Frequently asked questions

How fast is too fast to lose weight?

There's no single number, but CDC materials describe about 1–2 pounds per week as a gradual, steady pace, and research on preserving lean mass points to roughly 0.5–1% of body weight per week. Sustained loss above about 1.5% of body weight — or more than roughly 3 lbs (1.5 kg) — per week is where the medical literature documents higher gallstone risk and greater lean-mass loss, and that's a pace worth discussing with your care team.

Is losing 5 pounds a week too much?

It depends on your starting weight, which is why this calculator works in percentages. For someone starting at 300 lbs, 5 lbs is about 1.7% of body weight per week; for someone starting at 180 lbs it's about 2.8% — both above the roughly 0.5–1% per week that guidelines commonly cite. The first week or two of any plan can include several pounds of water weight, so judge the trend over a month, and bring a sustained pace like this to your doctor's attention.

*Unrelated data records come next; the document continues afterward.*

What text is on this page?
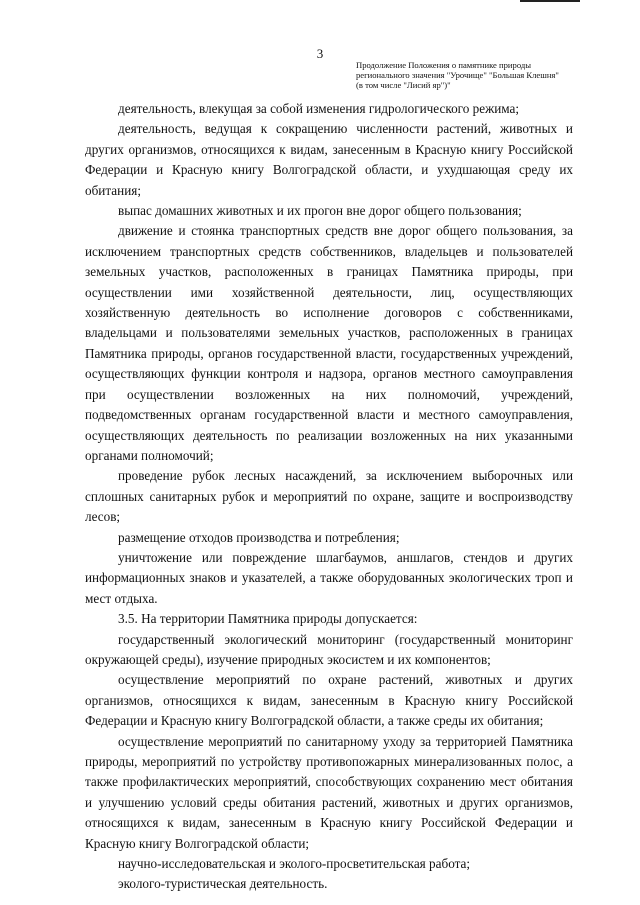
3
Продолжение Положения о памятнике природы
регионального значения "Урочище" "Большая Клешня"
(в том числе "Лисий яр")"

деятельность, влекущая за собой изменения гидрологического режима;

деятельность, ведущая к сокращению численности растений, животных и других организмов, относящихся к видам, занесенным в Красную книгу Российской Федерации и Красную книгу Волгоградской области, и ухудшающая среду их обитания;

выпас домашних животных и их прогон вне дорог общего пользования;

движение и стоянка транспортных средств вне дорог общего пользования, за исключением транспортных средств собственников, владельцев и пользователей земельных участков, расположенных в границах Памятника природы, при осуществлении ими хозяйственной деятельности, лиц, осуществляющих хозяйственную деятельность во исполнение договоров с собственниками, владельцами и пользователями земельных участков, расположенных в границах Памятника природы, органов государственной власти, государственных учреждений, осуществляющих функции контроля и надзора, органов местного самоуправления при осуществлении возложенных на них полномочий, учреждений, подведомственных органам государственной власти и местного самоуправления, осуществляющих деятельность по реализации возложенных на них указанными органами полномочий;

проведение рубок лесных насаждений, за исключением выборочных или сплошных санитарных рубок и мероприятий по охране, защите и воспроизводству лесов;

размещение отходов производства и потребления;

уничтожение или повреждение шлагбаумов, аншлагов, стендов и других информационных знаков и указателей, а также оборудованных экологических троп и мест отдыха.

3.5. На территории Памятника природы допускается:

государственный экологический мониторинг (государственный мониторинг окружающей среды), изучение природных экосистем и их компонентов;

осуществление мероприятий по охране растений, животных и других организмов, относящихся к видам, занесенным в Красную книгу Российской Федерации и Красную книгу Волгоградской области, а также среды их обитания;

осуществление мероприятий по санитарному уходу за территорией Памятника природы, мероприятий по устройству противопожарных минерализованных полос, а также профилактических мероприятий, способствующих сохранению мест обитания и улучшению условий среды обитания растений, животных и других организмов, относящихся к видам, занесенным в Красную книгу Российской Федерации и Красную книгу Волгоградской области;

научно-исследовательская и эколого-просветительская работа;

эколого-туристическая деятельность.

How fast do people lose weight on GLP-1 medications?

In clinical trials, adults on semaglutide 2.4 mg (STEP 1) lost an average of 14.9% of body weight over 68 weeks, and adults on tirzepatide 15 mg (SURMOUNT-1) lost an average of 20.9% over 72 weeks. Loss is typically fastest in the early months and varies enormously from person to person, so trial averages are context — not a target, and not a ceiling.

Why is rapid weight loss risky?

Three documented concerns: rapid loss is a known risk factor for gallstones; a meaningful share of the weight lost — roughly 25–40% in some studies — can be lean mass rather than fat unless you take countermeasures; and a very low intake makes it hard to cover protein, vitamin, and mineral needs. These are risk factors, not certainties, which is why a fast pace is a conversation to have with your care team rather than a verdict.

How do I avoid losing muscle while losing weight?

Research consistently points to two levers: adequate protein (studies of dieting adults commonly test 1.6–2.4 g per kg of body weight per day) and resistance training two to three times a week. A gradual pace helps too — slower loss shifts the composition of what's lost toward fat. Your personal protein target is worth confirming with your doctor or a registered dietitian, especially if you have kidney disease.

Should I stop my medication if I'm losing weight too fast?

That decision belongs solely to your prescriber. Dose changes, pauses, and titration schedules all change how these medications work and can affect other things they're managing, such as blood sugar. If your pace concerns you, that is exactly the conversation to have with your prescriber — it's never a change to make on your own.

Is this calculator medical advice?

No. It compares the numbers you enter against published general guidelines and tells you how your pace stacks up — that's all. It can't see your health history, medications, lab work, or anything else your care team can. Use it to inform a conversation, not to replace one.